30 Rockefeller Plaza

New York, NY 10112


James Goldston

President, ABC News

47 West 66th Street

New York, NY 10023


Paula Kerger

President and CEO, PBS

2100 Crystal Drive

Arlington, VA 22202


Dear Mr. Ailes, Mr. Rhodes, Ms. Turness, Mr. Goldston, and Ms. Kerger:

As the country heads into a critical election season, we hope your news and interview programs significantly increase coverage of the growing national movement working to elevate solutions to the epidemic of the unbridled influence of money in politics. Thanks to a series of Supreme Court decisions relaxing campaign finance reform laws, spending by candidates and outside groups leading up to the 2016 election is poised to approach $10 billion. Much of that will be secretive “dark money” that runs counter to American values of accountability and transparency that give voters the information they need to make informed decisions.  Now more than ever before, an elite few can exercise disproportionate influence in elections and the democratic process at-large.

More than 150 organizations have endorsed a Unity Statement of Principles defining the values that should govern solutions Americans are seeking as they grow ever more weary of business and politics as usual. Millions of Americans are coming together across party-lines from all walks of life to demand solutions, and the places where solutions have been enacted, they’re already working. Because of this growing citizens movement, it is no longer a question of if Citizens United will be overturned and a series of reforms to modernize our democracy put in place, it is a question of how and when.

A bipartisan majority of Americans support a constitutional amendment that would overturn the Supreme Court’s decision in Citizens United. However, after the Senate proposed a campaign finance reform amendment in September 2014, a Media Matters analysis indicated that the amendment was largely ignored by the networks’ evening news broadcasts and Sunday political talk shows, other than PBS NewsHour. Some may justify that based on the “political chances of it moving out of the Congress,” but how often does our country face a crisis of this magnitude? How often does the Senate cast an historic first vote in the long process that is required to amend the constitution, as nearly every generation has to address the major issues of their day?

This lack of coverage has persisted as new campaign finance reform stories have emerged and it is dangerous to civic engagement and our democracy. A Media Matters analysis of broadcast Sunday show and nightly news programs found that these major outlets have largely failed to educate viewers about this crisis.  For example:

  • When Doug Hughes landed his gyrocopter on the Capitol lawn to draw attention to solutions that already exist to address the “corrosive influence of money in our political system,” only one of the 17 segments devoted to Hughes and the gyrocopter landing provided substantial coverage to the message behind Hughes’ protest.
  • When a coalition of 50 campaign finance advocacy groups called on President Obama to sign an executive order that would require federal contractors to increase their campaign spending disclosures, broadcast evening news and Sunday shows did not cover the letter at all. Nor have they covered the 700,000 petition signatures or nearly 90 rallies that took place in 30 states urging the President to act.
  • When the Federal Communications Commission board blocked congressional Democrats’ proposal to strengthen political advertisement disclosures in advance of the 2016 election, broadcast evening news and Sunday shows did not cover the issue.

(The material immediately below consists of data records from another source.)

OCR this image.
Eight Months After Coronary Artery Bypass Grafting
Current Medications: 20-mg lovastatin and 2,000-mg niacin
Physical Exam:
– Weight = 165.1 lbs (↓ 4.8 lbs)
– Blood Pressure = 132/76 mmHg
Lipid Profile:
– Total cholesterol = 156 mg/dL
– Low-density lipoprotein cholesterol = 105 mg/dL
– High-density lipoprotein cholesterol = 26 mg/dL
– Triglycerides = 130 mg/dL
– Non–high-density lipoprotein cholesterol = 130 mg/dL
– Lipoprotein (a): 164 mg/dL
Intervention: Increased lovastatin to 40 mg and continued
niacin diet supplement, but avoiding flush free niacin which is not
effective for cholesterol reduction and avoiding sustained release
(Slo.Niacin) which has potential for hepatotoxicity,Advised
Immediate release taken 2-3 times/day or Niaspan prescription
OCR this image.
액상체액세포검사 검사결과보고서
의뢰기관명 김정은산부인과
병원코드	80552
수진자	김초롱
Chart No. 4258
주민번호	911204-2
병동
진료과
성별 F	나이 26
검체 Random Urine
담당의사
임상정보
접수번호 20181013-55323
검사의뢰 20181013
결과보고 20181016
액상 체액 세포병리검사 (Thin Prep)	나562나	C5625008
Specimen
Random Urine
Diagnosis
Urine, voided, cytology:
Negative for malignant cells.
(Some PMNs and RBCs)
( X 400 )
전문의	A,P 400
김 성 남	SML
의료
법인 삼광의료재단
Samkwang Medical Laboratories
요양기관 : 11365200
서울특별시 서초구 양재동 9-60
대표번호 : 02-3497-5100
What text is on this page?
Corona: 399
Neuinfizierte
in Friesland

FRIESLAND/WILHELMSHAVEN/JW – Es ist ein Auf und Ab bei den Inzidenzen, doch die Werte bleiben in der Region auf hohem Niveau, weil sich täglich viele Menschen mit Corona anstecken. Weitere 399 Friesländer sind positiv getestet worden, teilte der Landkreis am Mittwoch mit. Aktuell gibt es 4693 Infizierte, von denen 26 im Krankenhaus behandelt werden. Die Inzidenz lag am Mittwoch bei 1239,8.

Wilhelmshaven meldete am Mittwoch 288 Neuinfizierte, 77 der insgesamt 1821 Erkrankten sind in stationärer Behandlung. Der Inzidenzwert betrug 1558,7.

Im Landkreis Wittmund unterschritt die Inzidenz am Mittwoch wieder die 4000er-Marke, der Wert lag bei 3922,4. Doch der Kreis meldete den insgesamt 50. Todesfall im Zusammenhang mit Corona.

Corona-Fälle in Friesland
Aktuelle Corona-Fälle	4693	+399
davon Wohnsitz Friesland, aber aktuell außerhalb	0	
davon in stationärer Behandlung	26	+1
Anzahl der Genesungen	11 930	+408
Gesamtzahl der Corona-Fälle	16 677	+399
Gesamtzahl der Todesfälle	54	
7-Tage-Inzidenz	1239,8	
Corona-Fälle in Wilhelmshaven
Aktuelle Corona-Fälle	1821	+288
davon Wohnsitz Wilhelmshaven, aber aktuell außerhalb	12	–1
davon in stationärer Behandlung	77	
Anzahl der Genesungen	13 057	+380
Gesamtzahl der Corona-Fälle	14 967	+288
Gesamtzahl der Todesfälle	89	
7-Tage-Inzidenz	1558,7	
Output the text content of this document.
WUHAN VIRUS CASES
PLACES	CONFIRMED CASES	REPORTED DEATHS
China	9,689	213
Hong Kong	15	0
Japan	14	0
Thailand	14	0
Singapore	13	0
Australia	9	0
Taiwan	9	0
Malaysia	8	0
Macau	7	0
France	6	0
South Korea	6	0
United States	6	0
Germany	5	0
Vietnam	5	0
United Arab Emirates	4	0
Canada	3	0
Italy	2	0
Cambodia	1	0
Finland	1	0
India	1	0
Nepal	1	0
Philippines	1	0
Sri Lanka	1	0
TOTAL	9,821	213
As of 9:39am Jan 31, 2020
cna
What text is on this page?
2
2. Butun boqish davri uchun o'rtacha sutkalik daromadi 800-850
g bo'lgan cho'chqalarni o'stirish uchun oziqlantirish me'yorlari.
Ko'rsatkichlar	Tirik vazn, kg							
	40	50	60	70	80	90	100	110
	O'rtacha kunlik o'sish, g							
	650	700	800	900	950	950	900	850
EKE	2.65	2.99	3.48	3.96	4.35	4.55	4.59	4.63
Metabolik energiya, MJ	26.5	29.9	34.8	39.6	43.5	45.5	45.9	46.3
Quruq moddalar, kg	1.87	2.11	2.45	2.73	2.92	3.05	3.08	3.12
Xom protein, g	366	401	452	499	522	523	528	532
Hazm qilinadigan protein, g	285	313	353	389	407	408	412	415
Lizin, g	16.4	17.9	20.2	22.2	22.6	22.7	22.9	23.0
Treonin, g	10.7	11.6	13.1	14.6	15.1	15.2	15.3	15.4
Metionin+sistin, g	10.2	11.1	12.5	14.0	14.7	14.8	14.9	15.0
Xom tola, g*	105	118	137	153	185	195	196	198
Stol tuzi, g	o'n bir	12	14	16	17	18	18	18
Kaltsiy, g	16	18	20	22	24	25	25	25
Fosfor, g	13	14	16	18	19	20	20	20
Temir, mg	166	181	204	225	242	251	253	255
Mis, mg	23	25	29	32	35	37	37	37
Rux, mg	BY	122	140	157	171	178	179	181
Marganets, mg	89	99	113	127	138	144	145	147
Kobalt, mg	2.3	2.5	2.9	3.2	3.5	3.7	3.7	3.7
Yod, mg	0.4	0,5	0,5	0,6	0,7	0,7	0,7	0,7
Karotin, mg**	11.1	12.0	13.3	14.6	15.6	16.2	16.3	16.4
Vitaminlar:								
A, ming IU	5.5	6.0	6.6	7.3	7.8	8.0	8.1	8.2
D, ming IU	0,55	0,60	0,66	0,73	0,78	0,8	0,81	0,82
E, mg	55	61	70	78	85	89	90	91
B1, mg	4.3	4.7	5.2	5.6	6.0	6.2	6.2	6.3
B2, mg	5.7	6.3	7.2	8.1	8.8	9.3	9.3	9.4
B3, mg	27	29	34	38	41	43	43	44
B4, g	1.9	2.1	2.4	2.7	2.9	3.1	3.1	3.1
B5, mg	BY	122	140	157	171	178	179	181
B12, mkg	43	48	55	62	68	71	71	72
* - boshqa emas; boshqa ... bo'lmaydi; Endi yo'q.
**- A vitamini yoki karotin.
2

Heading into a critical election cycle, the stakes could not be higher. Now more than ever before Americans deserve to know about the need for campaign finance reform. We urge you, as the heads of the major broadcast news networks, to take greater action in the future to ensure that Sunday political talk shows and nightly news devote appropriate attention to campaign finance reform. We are glad to meet with you to offer constructive solutions to improve the quality and quantity of your coverage.